Ya han comenzado a entonar el canto nupcial las cigarras, mientras las tormentas nocturnas aplacan la sed de la tierra y anuncian el cálido estío. En agosto, cuando esperemos la llegada de la noche entre palmeras y estrellas, el candidato que más apoyo ha concitado entre los electores quiere dejar de estar en funciones y formar gobierno con mando, aunque sea en minoría. Esta vez, aseguran los áulicos, aceptará el encargo del rey para presentarse a la investidura. Para ello, ha empezado la ronda de contactos con todos los grupos políticos con representación parlamentaria, dispuesto a encajar ahora los denuestos y repudios que no quiso recibir en enero. El tiempo todo lo cambia, dicen. Han pasado siete meses y el escenario es distinto. Rajoy necesita el apoyo del PSOE o al menos su abstención para facilitar su investidura, y está dispuesto a ofrecerle a Sánchez la fórmula de gran coalición o de gobierno paritario. De no ser así, pide su abstención para lograr un acuerdo de mínimos que aporte la necesaria "estabilidad política e institucional" y afronte las tareas urgentes de fijar el techo de gasto de las administraciones, aprobar los presupuestos generales del Estado y cumplir con los compromisos europeos. Como contrapartida, ha anunciado su disponibilidad para abordar por consenso cuantas reformas pretenda, sin olvidar la constitucional, pero tanto Sánchez, como Rivera, Iglesias y el resto llevan en la manga el no por entrada. "Desde las fronteras han venido algunos diciendo que no existen más bárbaros. Y ahora ya sin bárbaros, ¿qué será de nosotros?", dice Cavafis.
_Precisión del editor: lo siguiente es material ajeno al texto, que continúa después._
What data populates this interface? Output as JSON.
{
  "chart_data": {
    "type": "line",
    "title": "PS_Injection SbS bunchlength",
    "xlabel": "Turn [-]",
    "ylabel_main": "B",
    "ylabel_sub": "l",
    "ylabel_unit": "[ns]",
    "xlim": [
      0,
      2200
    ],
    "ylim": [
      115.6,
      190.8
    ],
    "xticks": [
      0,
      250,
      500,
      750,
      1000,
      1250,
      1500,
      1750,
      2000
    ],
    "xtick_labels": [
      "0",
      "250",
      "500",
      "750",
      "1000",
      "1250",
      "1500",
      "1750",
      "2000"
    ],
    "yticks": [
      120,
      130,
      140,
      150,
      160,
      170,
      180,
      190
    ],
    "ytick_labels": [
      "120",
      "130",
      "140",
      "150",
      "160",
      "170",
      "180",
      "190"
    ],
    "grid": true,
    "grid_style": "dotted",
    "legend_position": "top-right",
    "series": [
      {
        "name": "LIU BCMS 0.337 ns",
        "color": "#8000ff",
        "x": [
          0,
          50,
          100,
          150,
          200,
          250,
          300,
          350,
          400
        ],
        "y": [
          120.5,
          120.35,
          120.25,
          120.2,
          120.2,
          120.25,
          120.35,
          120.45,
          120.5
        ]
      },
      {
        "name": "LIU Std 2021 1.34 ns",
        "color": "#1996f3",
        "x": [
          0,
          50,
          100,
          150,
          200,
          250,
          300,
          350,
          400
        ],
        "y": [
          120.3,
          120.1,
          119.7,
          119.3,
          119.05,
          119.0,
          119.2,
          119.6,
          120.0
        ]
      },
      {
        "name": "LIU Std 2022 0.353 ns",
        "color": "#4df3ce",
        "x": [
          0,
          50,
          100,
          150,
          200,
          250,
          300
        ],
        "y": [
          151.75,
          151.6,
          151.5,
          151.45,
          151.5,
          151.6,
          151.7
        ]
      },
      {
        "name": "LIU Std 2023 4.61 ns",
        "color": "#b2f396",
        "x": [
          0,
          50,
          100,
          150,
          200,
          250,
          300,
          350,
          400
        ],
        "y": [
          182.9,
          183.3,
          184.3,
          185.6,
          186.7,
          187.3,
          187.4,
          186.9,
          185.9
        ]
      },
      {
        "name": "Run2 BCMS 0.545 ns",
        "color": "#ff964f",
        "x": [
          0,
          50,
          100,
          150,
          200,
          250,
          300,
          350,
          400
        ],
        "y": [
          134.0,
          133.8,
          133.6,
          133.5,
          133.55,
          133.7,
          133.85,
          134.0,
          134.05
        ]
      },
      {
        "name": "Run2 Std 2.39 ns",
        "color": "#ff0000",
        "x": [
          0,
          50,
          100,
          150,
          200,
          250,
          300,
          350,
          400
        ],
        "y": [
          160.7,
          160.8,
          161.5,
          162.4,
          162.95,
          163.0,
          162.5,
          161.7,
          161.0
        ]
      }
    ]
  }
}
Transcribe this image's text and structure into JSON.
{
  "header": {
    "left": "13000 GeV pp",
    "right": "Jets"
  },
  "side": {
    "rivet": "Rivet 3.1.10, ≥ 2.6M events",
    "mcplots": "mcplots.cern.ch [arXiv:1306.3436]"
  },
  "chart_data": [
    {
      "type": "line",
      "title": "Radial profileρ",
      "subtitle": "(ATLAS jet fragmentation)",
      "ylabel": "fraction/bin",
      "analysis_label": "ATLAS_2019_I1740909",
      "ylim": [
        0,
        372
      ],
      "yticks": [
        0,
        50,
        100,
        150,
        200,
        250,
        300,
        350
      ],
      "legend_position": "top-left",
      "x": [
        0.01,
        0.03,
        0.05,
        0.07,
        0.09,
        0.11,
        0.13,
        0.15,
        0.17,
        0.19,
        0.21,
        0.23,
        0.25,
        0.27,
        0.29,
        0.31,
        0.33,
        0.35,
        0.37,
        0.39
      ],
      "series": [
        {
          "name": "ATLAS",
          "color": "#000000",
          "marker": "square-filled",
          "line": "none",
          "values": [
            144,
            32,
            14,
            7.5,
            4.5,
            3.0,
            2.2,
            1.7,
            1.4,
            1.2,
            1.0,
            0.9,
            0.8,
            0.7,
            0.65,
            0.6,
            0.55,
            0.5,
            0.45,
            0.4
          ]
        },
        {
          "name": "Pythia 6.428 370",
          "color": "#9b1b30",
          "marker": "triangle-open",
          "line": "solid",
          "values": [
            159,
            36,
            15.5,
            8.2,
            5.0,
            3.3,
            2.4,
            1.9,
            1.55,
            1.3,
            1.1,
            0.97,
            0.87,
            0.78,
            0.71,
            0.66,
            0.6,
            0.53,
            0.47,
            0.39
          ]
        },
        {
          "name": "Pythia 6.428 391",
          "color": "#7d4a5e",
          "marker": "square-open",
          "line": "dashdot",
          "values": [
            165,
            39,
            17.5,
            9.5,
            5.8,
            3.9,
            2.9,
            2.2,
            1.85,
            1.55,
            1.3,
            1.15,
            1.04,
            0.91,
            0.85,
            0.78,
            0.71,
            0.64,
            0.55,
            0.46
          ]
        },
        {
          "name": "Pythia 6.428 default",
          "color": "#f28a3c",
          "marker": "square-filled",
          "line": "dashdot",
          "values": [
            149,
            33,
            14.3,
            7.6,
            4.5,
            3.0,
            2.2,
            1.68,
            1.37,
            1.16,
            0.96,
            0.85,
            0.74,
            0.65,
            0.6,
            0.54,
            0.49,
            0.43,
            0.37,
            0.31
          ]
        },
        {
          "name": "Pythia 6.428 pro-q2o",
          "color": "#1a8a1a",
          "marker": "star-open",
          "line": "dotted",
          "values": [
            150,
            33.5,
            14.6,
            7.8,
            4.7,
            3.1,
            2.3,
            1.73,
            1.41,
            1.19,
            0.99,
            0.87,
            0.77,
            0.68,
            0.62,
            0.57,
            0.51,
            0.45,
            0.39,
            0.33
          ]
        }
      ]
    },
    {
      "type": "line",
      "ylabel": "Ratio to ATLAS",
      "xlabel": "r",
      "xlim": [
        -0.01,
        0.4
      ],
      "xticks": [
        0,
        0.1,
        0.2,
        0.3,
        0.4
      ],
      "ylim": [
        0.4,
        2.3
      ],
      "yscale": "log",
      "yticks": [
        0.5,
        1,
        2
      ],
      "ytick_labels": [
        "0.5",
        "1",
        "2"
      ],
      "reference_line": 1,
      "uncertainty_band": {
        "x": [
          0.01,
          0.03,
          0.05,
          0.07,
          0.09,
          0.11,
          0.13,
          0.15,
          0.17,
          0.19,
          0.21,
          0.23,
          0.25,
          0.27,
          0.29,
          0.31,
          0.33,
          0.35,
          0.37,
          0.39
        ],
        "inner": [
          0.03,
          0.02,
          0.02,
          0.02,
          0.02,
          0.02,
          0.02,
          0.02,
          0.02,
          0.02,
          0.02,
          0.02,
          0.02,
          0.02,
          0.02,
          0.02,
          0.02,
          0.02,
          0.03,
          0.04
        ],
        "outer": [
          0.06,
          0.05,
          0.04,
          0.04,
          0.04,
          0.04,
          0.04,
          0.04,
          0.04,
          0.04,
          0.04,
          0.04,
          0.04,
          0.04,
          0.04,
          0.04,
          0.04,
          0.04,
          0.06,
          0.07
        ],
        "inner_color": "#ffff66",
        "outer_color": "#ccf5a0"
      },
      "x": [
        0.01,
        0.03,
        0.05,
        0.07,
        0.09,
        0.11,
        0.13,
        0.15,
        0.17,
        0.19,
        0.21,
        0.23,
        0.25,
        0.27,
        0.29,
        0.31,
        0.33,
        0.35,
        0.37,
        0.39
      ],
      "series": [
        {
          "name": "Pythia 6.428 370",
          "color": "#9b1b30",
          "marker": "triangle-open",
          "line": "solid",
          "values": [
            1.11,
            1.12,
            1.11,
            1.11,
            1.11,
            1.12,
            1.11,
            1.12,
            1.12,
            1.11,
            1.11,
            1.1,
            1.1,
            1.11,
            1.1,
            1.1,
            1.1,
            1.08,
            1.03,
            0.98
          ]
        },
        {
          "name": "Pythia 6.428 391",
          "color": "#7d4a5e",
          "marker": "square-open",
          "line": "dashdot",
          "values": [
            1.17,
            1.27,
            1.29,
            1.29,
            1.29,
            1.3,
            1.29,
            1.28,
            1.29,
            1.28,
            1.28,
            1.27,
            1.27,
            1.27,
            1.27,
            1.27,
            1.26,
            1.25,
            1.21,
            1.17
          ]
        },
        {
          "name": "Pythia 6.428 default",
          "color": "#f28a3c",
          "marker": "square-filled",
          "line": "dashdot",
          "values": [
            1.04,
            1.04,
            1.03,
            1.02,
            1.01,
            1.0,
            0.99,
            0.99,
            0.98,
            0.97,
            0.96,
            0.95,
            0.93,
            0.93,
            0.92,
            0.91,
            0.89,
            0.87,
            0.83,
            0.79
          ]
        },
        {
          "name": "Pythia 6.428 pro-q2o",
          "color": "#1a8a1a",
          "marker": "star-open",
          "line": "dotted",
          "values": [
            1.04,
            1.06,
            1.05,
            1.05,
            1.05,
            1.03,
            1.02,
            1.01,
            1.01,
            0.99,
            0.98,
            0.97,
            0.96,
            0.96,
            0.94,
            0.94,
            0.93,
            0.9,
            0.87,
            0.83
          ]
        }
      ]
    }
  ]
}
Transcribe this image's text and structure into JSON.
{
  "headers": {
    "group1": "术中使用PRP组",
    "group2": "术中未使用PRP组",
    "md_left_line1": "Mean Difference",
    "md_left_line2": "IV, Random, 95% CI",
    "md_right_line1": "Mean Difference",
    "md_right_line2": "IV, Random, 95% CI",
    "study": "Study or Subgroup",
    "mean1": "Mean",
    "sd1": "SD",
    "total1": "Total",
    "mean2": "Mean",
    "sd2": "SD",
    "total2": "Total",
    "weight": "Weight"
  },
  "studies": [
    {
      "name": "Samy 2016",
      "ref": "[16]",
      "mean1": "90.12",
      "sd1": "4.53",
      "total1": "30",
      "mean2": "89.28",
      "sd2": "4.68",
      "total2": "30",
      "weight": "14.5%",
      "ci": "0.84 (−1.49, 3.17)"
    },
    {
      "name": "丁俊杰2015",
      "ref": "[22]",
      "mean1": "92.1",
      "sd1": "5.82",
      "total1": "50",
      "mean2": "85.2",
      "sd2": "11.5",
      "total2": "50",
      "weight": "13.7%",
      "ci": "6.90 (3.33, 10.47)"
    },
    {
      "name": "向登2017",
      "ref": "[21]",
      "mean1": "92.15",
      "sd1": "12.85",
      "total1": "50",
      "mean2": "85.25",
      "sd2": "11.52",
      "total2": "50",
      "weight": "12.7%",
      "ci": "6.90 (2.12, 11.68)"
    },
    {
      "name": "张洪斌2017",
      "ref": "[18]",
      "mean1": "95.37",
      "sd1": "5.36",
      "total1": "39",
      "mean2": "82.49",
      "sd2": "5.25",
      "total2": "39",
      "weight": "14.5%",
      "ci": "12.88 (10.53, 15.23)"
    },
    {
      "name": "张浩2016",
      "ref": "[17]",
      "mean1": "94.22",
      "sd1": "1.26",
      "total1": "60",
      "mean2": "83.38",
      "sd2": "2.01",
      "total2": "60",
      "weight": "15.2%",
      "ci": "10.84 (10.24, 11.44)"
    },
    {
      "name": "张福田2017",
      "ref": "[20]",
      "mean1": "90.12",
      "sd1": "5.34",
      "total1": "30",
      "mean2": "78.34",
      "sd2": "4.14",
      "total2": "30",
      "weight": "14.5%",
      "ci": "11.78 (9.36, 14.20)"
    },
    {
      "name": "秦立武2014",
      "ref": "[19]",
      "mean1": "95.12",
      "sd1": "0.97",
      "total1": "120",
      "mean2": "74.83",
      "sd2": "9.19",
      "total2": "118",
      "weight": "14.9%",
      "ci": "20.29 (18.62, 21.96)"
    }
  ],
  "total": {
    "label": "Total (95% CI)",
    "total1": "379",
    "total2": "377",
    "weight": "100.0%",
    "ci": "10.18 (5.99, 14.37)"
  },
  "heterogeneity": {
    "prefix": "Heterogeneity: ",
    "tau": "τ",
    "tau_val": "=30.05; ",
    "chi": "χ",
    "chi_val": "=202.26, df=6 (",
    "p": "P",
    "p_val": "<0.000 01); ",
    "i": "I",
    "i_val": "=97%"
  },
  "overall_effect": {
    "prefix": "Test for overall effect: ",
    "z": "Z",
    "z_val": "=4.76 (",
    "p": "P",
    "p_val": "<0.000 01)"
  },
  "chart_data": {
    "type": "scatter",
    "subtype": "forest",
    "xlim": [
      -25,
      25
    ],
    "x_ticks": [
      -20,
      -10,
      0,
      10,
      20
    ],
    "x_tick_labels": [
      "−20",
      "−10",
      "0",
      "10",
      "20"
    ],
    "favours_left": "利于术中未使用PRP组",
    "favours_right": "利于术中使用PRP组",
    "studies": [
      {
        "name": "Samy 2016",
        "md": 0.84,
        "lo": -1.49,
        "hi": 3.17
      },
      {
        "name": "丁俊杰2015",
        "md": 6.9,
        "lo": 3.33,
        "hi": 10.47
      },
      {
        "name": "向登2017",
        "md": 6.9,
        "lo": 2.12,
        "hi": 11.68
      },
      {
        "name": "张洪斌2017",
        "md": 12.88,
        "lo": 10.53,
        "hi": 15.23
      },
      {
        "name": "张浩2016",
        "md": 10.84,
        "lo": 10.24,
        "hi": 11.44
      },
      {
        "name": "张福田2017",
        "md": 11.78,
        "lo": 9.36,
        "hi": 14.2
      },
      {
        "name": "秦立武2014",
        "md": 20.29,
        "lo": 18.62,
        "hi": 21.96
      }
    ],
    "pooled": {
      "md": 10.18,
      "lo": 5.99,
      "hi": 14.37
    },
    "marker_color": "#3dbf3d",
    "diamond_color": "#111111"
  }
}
Sin duda, todos los presidentes de la democracia han sido reformistas, desde el gran reformador que fue Adolfo Suárez, hasta Rodríguez Zapatero, José M.ª Aznar, Felipe González e incluso Calvo Sotelo, durante cuyo mandato se aprobó la tan esperada Ley del Divorcio. El único que hasta ayer hizo de la reforma el antónimo de la estabilidad y la certidumbre ha sido Rajoy, a pesar de haber aprobado reformas como la laboral y la de educación -de tanta contestación social-, y de dar el apoyo parlamentario a Rodríguez Zapatero en 2011 para la reforma constitucional que limitaba el déficit público, sin consulta a la ciudadanía. Muchas han sido, pues, las reformas que se han aprobado durante todos estos años de andadura democrática, pero ninguna abordó la menor enmienda del marco jurídico que permitiera a los ciudadanos un mayor control sobre la selección de los gobernantes y sus decisiones.

Inevitable peaje de la Transición, a los partidos políticos se les concedió de facto -que no de jure- el monopolio de la representación política, exigiéndoles a cambio la condición de ser "democráticos en su organización y funcionamiento", para de este modo encauzar las demandas políticas de los ciudadanos y permitir su participación en los asuntos públicos. Sin embargo, ni en la Constitución ni en la Ley de Partidos se explicita el significado de esa obvia condición. Así, mientras unos creen que la cooptación es un método de selección democrático, otros piensan que las primarias de un único candidato también lo son. "Ha triunfado la democracia -proclamó Susana Díaz al ser elegida secretaria regional de los socialistas andaluces-. No hemos tenido que votar". Ni en la citada ley, ni en el artículo 6.º de la Constitución, se mencionan la ineludible competencia electoral, la libertad pasiva y activa del elector o la igualdad del valor de su voto, requisitos imprescindibles para que su funcionamiento tenga, al menos, formalidad democrática. El resultado es que nuestros partidos políticos han devenido en organizaciones endogámicas en las que los cargos y las candidaturas se deciden en los despachos y no en las urnas, propiciando de este modo el nepotismo, el clientelismo y la corrupción.

Podremos cambiar la ley electoral para que sea más proporcional, mejorar los sistema de selección de los miembros de la judicatura para aumentar su grado de independencia o permitir una mayor libertad de elección del elector al abrir las listas electorales y desbloquearlas; pero si no logramos que los partidos políticos se ciñan al procedimiento democrático en la selección de sus dirigentes, poco habremos avanzado. Porque si difícil es que quien fue elegido por un método no democrático gestione los asuntos comunes con un talante que sí lo es, más aún será que respete sus propias promesas y trate de satisfacer las expectativas y demandas de los electores.